The 63-year-old has already written a first draft and expects to finish the manuscript by the end of the year, with a view to publishing it in 2012.

It will be issued in Spanish, German and in audio and e-book versions at the same time in 17 countries, in what Random House said was "one of the most far-reaching multi-national and multi-language book publishing deals".

The autobiography will chart Rushdie's life from his arrival in Britain as a child to attend a boarding school and then Cambridge University, to his evolution as a writer and his experience of love and children.

It will also relate his years in hiding after Iranian spiritual leader Ayatollah Ruhollah Khomeini issued a "fatwa" or decree calling for his death on grounds of blasphemy for writing "The Satanic Verses" in 1988.

The book was considered by the ayatollah and his supporters to be an insult to the prophet Mohammed and the bounty on Rushdie's head was not lifted until 1998.

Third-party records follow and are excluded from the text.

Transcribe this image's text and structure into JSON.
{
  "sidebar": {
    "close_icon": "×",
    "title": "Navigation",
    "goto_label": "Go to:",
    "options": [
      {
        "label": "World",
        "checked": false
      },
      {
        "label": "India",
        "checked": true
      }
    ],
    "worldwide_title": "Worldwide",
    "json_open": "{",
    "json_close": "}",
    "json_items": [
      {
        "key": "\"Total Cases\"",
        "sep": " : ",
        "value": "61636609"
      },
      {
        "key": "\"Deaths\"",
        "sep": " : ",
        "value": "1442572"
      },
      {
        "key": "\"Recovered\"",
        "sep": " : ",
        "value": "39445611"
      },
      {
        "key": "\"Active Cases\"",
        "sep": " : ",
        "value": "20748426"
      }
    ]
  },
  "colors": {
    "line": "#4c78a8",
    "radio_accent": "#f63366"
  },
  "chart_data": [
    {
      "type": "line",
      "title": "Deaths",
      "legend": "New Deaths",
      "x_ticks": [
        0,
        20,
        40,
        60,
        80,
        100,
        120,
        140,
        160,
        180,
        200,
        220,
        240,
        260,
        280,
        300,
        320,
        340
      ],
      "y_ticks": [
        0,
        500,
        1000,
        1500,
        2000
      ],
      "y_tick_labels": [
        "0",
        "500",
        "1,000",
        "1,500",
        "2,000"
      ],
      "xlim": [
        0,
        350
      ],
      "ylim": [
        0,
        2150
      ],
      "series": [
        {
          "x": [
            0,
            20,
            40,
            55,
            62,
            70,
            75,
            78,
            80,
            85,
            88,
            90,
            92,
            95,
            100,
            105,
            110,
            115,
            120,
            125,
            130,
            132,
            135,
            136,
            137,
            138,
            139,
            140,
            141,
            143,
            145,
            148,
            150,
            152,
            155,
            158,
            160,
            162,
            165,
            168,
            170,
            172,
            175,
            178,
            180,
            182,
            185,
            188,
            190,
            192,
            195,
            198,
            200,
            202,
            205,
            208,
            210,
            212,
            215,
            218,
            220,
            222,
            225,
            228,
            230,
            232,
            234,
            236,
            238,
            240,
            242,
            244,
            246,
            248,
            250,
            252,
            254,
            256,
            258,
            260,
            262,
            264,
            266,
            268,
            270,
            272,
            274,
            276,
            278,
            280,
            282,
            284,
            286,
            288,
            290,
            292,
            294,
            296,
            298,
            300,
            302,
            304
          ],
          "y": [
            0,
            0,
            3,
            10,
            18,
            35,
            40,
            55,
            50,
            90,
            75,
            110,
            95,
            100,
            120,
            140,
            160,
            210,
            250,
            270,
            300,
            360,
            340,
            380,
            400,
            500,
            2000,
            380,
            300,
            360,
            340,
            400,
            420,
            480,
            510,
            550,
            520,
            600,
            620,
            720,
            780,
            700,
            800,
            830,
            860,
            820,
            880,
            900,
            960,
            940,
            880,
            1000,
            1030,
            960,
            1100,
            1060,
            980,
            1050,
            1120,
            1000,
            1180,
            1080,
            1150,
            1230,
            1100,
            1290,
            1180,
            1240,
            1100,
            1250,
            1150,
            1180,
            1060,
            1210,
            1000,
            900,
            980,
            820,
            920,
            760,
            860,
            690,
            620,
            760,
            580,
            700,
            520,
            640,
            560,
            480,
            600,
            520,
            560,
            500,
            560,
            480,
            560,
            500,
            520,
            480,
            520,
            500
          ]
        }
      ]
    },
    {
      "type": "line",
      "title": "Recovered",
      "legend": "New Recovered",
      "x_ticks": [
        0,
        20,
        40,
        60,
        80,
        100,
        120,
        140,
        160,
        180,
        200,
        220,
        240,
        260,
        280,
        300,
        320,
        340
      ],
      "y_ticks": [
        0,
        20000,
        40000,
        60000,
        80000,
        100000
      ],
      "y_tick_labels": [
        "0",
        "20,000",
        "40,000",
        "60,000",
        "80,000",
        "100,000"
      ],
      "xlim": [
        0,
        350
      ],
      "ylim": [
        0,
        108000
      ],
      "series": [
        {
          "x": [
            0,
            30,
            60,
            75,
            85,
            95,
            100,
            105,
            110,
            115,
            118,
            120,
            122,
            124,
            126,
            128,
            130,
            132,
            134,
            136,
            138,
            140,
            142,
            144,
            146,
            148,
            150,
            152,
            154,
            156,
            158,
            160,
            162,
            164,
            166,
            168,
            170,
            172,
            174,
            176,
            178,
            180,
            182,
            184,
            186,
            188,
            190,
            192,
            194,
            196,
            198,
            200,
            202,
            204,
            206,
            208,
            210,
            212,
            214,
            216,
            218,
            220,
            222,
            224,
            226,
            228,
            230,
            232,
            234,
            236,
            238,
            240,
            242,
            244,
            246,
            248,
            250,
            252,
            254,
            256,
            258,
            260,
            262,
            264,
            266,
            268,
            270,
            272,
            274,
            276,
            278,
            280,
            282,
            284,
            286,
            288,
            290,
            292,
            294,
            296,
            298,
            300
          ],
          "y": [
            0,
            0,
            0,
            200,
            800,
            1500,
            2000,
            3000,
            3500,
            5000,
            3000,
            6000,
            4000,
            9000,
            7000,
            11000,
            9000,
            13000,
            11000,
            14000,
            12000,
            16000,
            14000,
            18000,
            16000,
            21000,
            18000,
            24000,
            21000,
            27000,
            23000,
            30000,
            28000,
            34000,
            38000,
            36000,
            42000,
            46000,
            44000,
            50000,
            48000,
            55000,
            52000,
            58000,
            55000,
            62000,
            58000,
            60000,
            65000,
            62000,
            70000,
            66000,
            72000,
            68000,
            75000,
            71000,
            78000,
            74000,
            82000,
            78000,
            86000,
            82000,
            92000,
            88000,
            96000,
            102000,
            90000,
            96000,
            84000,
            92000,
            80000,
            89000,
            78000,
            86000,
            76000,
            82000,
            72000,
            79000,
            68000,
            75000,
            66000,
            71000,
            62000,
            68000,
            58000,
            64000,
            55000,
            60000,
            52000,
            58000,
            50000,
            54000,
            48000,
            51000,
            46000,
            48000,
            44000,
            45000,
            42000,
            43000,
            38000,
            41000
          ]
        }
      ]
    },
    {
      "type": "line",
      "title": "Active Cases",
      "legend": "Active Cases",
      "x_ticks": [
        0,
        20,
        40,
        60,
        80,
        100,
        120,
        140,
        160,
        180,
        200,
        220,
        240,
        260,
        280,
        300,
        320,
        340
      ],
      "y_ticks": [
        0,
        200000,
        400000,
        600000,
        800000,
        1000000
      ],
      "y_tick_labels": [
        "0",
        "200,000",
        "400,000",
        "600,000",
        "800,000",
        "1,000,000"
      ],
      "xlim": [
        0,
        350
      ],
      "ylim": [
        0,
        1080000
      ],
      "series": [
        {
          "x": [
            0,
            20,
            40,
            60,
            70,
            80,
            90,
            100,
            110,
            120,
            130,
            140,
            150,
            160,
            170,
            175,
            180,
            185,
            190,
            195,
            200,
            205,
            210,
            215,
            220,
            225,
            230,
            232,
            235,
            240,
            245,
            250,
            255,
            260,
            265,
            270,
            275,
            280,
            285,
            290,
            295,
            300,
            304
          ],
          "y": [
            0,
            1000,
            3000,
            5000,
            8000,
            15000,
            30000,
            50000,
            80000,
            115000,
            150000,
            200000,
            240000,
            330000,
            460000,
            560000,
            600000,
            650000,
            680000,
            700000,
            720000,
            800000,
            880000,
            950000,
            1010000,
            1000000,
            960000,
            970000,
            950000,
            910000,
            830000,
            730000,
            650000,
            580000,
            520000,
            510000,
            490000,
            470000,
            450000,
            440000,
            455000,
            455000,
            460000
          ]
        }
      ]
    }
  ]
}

Susan Kamil, publisher of the US arm of Random House, said she had read parts of the first draft of Rushdie's new book and was confident it would not disappoint.

"We are dazzled once again by his prodigious literary gifts and his mesmerizing ability to tell a riveting story, this time of his very own life," she said in a statement.

Rushdie is currently working on a film version of his 1981 Booker Prize-winning "Midnight's Children", and his latest novel, "Luka and the Fire of Life", has just gone on sale in Britain.